Service Level Verification with Uplogix falls into two types:
  • Passive Monitoring of Traffic | With its console connections to network gear like switches and routers, the LM can use this Layer 2 visibility to collect/report/act on 36 different values such as Rx, TX, CRC, Load, Line Protocol Status and others.
  • Active Monitoring of Traffic | This is Layer 4 testing where one LM connects directly to another over the same network path that your users depend on. Over 45 values can be collected related to VoIP and IP performance such as Jitter, Latency, MOS, R value and more.
Finally, are your SLAs worth it? Does the penalty aspect for the provider justify the added cost they will charge to cover their risk?
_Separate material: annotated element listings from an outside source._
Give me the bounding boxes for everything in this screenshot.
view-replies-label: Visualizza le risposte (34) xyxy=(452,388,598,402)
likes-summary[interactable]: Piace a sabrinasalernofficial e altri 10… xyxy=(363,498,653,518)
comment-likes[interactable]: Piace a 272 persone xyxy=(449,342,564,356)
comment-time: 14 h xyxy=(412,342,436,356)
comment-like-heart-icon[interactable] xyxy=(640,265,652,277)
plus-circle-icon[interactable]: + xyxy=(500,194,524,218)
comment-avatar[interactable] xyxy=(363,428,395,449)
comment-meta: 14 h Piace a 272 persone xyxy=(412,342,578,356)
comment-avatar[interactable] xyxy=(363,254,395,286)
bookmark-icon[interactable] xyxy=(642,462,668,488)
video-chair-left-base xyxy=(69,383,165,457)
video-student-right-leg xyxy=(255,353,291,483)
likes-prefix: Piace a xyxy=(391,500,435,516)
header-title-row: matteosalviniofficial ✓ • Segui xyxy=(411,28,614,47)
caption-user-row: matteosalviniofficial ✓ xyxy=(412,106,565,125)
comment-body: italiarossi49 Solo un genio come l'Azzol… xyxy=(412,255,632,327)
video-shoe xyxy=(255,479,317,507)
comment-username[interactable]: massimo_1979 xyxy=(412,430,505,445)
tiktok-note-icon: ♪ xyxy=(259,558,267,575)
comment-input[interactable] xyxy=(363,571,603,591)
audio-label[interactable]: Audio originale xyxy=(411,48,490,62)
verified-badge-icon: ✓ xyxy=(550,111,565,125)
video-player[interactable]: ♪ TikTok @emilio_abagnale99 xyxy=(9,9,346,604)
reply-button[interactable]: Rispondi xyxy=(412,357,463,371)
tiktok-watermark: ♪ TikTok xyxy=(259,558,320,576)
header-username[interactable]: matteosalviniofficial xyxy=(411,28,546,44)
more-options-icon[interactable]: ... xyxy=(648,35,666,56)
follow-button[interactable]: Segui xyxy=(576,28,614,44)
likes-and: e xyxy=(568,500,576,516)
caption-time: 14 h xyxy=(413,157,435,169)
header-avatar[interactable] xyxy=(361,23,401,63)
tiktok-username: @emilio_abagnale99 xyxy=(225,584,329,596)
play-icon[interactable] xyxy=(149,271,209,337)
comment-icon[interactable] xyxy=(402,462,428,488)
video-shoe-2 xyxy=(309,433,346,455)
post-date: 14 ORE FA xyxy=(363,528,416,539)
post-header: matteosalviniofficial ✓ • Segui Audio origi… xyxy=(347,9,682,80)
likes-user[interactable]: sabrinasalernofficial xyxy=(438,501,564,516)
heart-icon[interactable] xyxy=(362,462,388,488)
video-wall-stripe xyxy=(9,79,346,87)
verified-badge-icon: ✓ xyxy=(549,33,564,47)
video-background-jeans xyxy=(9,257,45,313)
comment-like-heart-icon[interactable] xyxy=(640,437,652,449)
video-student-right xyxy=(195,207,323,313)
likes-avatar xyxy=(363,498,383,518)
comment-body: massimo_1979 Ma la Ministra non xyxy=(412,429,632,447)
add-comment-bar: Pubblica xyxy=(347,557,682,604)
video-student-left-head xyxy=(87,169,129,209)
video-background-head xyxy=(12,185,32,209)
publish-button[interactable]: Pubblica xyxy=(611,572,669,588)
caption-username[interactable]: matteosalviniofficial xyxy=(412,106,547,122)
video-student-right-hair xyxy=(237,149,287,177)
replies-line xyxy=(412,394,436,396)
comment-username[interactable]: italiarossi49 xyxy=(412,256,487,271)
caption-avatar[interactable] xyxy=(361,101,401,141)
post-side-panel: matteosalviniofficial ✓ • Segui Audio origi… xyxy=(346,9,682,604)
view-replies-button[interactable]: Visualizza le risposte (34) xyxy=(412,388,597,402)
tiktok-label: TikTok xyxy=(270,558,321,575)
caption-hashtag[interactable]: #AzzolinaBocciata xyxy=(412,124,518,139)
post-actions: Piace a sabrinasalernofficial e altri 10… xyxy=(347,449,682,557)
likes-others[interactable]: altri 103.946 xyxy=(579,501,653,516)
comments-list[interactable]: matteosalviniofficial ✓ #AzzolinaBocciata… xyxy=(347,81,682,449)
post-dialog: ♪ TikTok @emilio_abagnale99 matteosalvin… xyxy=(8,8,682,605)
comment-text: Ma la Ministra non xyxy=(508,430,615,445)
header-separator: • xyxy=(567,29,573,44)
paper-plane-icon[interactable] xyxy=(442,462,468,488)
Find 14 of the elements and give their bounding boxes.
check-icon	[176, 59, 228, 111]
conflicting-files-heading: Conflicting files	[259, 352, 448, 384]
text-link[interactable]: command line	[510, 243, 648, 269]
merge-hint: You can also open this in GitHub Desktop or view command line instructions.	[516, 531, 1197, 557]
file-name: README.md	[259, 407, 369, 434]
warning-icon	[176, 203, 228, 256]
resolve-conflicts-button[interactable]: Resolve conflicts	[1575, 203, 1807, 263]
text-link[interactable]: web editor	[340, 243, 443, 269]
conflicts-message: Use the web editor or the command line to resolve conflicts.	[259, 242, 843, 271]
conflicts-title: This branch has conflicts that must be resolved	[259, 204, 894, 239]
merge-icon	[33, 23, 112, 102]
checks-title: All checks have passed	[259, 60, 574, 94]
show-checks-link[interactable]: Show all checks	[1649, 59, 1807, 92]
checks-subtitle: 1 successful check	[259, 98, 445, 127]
This was the topic of an article on the Webtorials site. Author Beatrice Piquer Durand summed it up:
"...poorly used SLAs prove to be wooden swords. In many cases, the financial incentive is quite low or subject to clauses that prevent them being really dissuasive. In another hand, too big penalties will have a large cost as suppliers must take the risk into account in their pricing. Even worst, badly defined SLAs might even distort service operations and results by following fake goals and hitting useless targets.

More importantly, in complex environment when things are going in the wrong direction and the supplier really cannot deliver what is expected for whatever reason, the situation is generally such that no one really care about penalties anymore - Try to explain to the on-line Sales Director that her web site poor performance is not an issue thanks to the penalties that you'll try to get from your hosting provider in the next six months... good luck! The only thing that really matters for her it that the service performs and that she can get back to the business as fast as possible."
So whether you are subject to hitting the SLAs or collecting on them, it's like the Dire Straits song: "Sometimes you're the Louisville slugger, sometimes you're the ball," but with some careful evaluation and an handy tool for generating automated, actionable metrics like Uplogix, it's easier to be the windshield instead of the bug.